Junkyard Planet: Travels in the Billion-Dollar Trash Trade, by Adam Minter, Bloomsbury, RRP£18.99/$26, 304 pages

Drivers entering the southern Chinese city of Guiyu are greeted with the coolest of welcomes: the flash of an automatic camera taking a picture of their car. According to the travel companion of journalist Adam Minter, the local government will keep it on file for a month.

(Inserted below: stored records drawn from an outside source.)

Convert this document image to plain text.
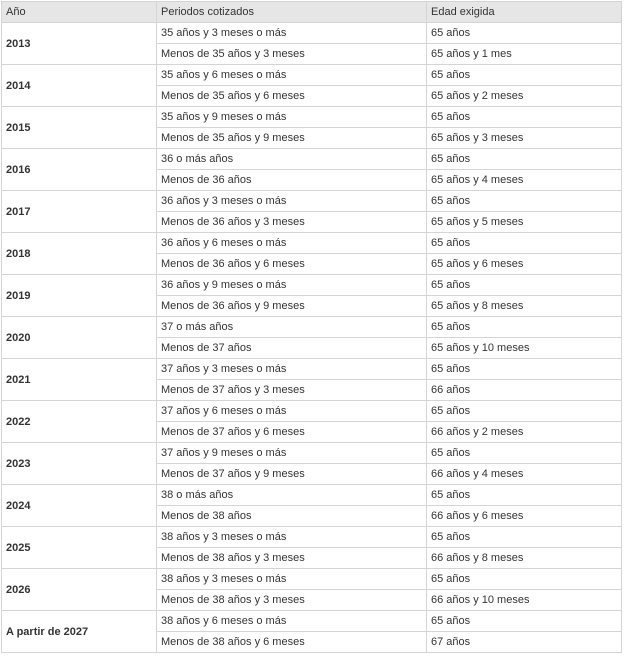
Año	Periodos cotizados	Edad exigida
2013	35 años y 3 meses o más	65 años
	Menos de 35 años y 3 meses	65 años y 1 mes
2014	35 años y 6 meses o más	65 años
	Menos de 35 años y 6 meses	65 años y 2 meses
2015	35 años y 9 meses o más	65 años
	Menos de 35 años y 9 meses	65 años y 3 meses
2016	36 o más años	65 años
	Menos de 36 años	65 años y 4 meses
2017	36 años y 3 meses o más	65 años
	Menos de 36 años y 3 meses	65 años y 5 meses
2018	36 años y 6 meses o más	65 años
	Menos de 36 años y 6 meses	65 años y 6 meses
2019	36 años y 9 meses o más	65 años
	Menos de 36 años y 9 meses	65 años y 8 meses
2020	37 o más años	65 años
	Menos de 37 años	65 años y 10 meses
2021	37 años y 3 meses o más	65 años
	Menos de 37 años y 3 meses	66 años
2022	37 años y 6 meses o más	65 años
	Menos de 37 años y 6 meses	66 años y 2 meses
2023	37 años y 9 meses o más	65 años
	Menos de 37 años y 9 meses	66 años y 4 meses
2024	38 o más años	65 años
	Menos de 38 años	66 años y 6 meses
2025	38 años y 3 meses o más	65 años
	Menos de 38 años y 3 meses	66 años y 8 meses
2026	38 años y 3 meses o más	65 años
	Menos de 38 años y 3 meses	66 años y 10 meses
A partir de 2027	38 años y 6 meses o más	65 años
	Menos de 38 años y 6 meses	67 años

Why are the Guiyu authorities worried about outsiders? The answer is found in places such as the small workshop Minter visits there, where a metal door with two deadbolts leads to a shed furnished with an industrial oven, pincers and a box cutter. The tools are for the messy task of dismantling unwanted electronic goods whose parts can be reused in toys or mined for the precious metals inside. This dirty work has given many of the town’s children lead poisoning. It is not something local authorities want close scrutiny of; it is also lucrative enough to protect. The workshop’s owner quotes Minter a price of 30 cents per Intel Pentium III chip, expensive because the gold content is high.

Minter’s superbly researched Junkyard Planet explores how recycling has become a global industry – one that the author estimates now has an annual turnover of $500bn and more workers than any other trade save agriculture. It is driven not by the ecological conscience of those who separate paper and plastic for doorstep collection in the west but by eastern factories’ demand for raw materials and entrepreneurs’ realisation that there is profit in what others throw away, from dented metal street signs to the broken Japanese pachinko machines whose screens fit perfectly into dashboard GPS units.

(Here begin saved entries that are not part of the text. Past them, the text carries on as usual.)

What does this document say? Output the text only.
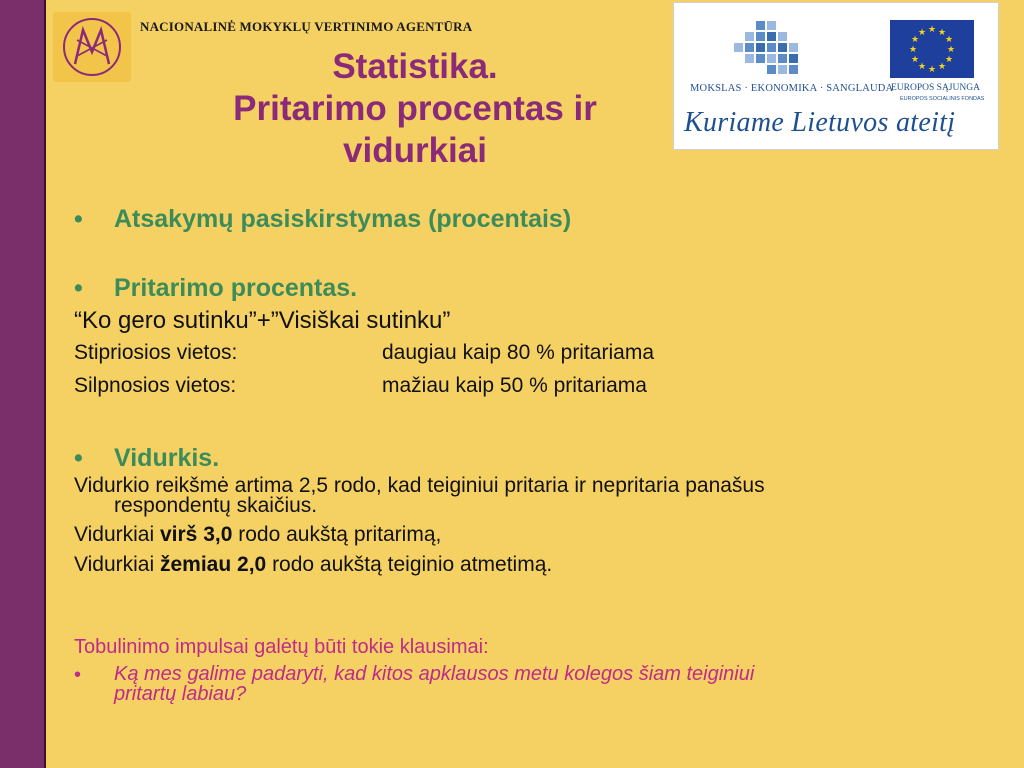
NACIONALINĖ MOKYKLŲ VERTINIMO AGENTŪRA
Statistika.
Pritarimo procentas ir
vidurkiai
MOKSLAS · EKONOMIKA · SANGLAUDA
★ ★
★
★
★
★
★
★
★
★
★
★
EUROPOS SĄJUNGA
EUROPOS SOCIALINIS FONDAS
Kuriame Lietuvos ateitį
• Atsakymų pasiskirstymas (procentais)
• Pritarimo procentas.
“Ko gero sutinku”+”Visiškai sutinku”
Stipriosios vietos:	daugiau kaip 80 % pritariama
Silpnosios vietos:	mažiau kaip 50 % pritariama
• Vidurkis.
Vidurkio reikšmė artima 2,5 rodo, kad teiginiui pritaria ir nepritaria panašus
respondentų skaičius.
Vidurkiai virš 3,0 rodo aukštą pritarimą,
Vidurkiai žemiau 2,0 rodo aukštą teiginio atmetimą.
Tobulinimo impulsai galėtų būti tokie klausimai:
• Ką mes galime padaryti, kad kitos apklausos metu kolegos šiam teiginiui
pritartų labiau?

Recycling is a natural topic for a writer whose father ran a junkyard in Minnesota and who has lived for the past decade in China, where factories process much of the world’s reusable waste. This is no longer his father’s industry; the buyers he once served have been replaced by facilities such as the one Minter visits in the city of Lianyungang, where a massive shredding machine tears apart old motorcycles and sells the output to a state-owned steelmaker in northern China.

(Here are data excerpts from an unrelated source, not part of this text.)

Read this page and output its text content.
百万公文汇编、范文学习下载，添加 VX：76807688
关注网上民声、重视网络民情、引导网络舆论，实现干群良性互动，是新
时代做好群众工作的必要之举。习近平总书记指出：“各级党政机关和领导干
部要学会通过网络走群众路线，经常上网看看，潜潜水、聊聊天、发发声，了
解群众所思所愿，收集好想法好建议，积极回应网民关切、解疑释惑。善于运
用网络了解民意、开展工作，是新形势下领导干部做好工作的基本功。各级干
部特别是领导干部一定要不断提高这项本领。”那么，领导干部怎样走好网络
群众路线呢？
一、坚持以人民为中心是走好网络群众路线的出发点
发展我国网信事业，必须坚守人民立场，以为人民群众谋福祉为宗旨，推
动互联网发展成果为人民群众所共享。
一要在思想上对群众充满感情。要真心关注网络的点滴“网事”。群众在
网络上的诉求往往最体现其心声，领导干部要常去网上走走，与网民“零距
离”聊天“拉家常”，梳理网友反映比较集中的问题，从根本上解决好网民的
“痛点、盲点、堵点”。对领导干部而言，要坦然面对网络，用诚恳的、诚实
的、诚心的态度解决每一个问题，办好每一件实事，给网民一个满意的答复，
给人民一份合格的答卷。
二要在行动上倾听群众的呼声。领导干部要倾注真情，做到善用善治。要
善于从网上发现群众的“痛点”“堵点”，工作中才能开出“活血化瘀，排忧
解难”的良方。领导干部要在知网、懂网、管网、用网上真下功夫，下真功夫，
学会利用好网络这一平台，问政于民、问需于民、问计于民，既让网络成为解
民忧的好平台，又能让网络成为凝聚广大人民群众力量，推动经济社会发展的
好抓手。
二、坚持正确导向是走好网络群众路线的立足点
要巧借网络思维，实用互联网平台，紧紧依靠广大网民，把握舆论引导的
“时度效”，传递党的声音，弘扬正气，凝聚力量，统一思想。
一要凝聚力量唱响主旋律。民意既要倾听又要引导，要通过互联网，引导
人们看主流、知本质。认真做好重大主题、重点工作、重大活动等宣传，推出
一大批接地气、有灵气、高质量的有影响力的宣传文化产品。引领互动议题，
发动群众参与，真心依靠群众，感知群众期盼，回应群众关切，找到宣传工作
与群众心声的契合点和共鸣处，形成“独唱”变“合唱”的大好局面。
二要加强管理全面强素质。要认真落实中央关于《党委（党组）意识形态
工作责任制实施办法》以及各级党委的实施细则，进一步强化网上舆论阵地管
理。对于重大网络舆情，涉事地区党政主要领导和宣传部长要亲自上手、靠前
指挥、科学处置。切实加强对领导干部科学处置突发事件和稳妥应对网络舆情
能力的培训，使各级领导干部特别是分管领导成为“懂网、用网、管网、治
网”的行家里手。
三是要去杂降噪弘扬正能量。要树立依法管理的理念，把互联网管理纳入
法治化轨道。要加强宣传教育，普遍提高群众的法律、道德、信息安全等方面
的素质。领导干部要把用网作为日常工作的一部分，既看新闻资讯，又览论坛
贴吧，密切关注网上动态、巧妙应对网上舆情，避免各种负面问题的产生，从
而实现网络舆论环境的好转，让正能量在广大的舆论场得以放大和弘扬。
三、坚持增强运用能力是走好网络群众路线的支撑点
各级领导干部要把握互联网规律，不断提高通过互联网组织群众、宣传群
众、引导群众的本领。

Many of the same factors that have made China the factory of the world also explain why the country has emerged as its scrapyard. Labour is relatively cheap and plentiful. Officials might try to clean up places such as Guiyu or Wen’an, the latter a recycling village where workers melt down plastics in barely ventilated rooms and where a doctor tells him residents have been having pulmonary problems that leave them paralysed in their thirties. But environmental authorities in China often turn a blind eye. More importantly, there is demand for recyclers’ output. Raymond Li’s processor in the southern town of Shijiao crushes 2.2m pounds of Christmas tree lights a year. The copper is sold to wire factories and the plastic to a maker of slipper soles.

Minter’s affection for the industry shows up in occasionally overly admiring descriptions of his sources, many of them self-made Midwestern entrepreneurs and savvy Chinese traders logging lonely long hours criss-crossing the US in search of scrapyard junk to ship home for processing.

He does not, however, shy from criticisms of the industry, which extend beyond pollution. Minter cites one academic study that found people used more paper towels in bathrooms with recycling bins, and he suggests that reassurances from companies such as Apple that electronic goods can be reused may have a similar effect on consumers, who tend to regard the process as greener and more efficient than it is.

As Junkyard Planet shows, the commercial recycling industry does put others’ trash to the most productive use possible. But recycling is no “get out of jail free card” for those who, as Minter puts it, find consuming “more fun than conserving”.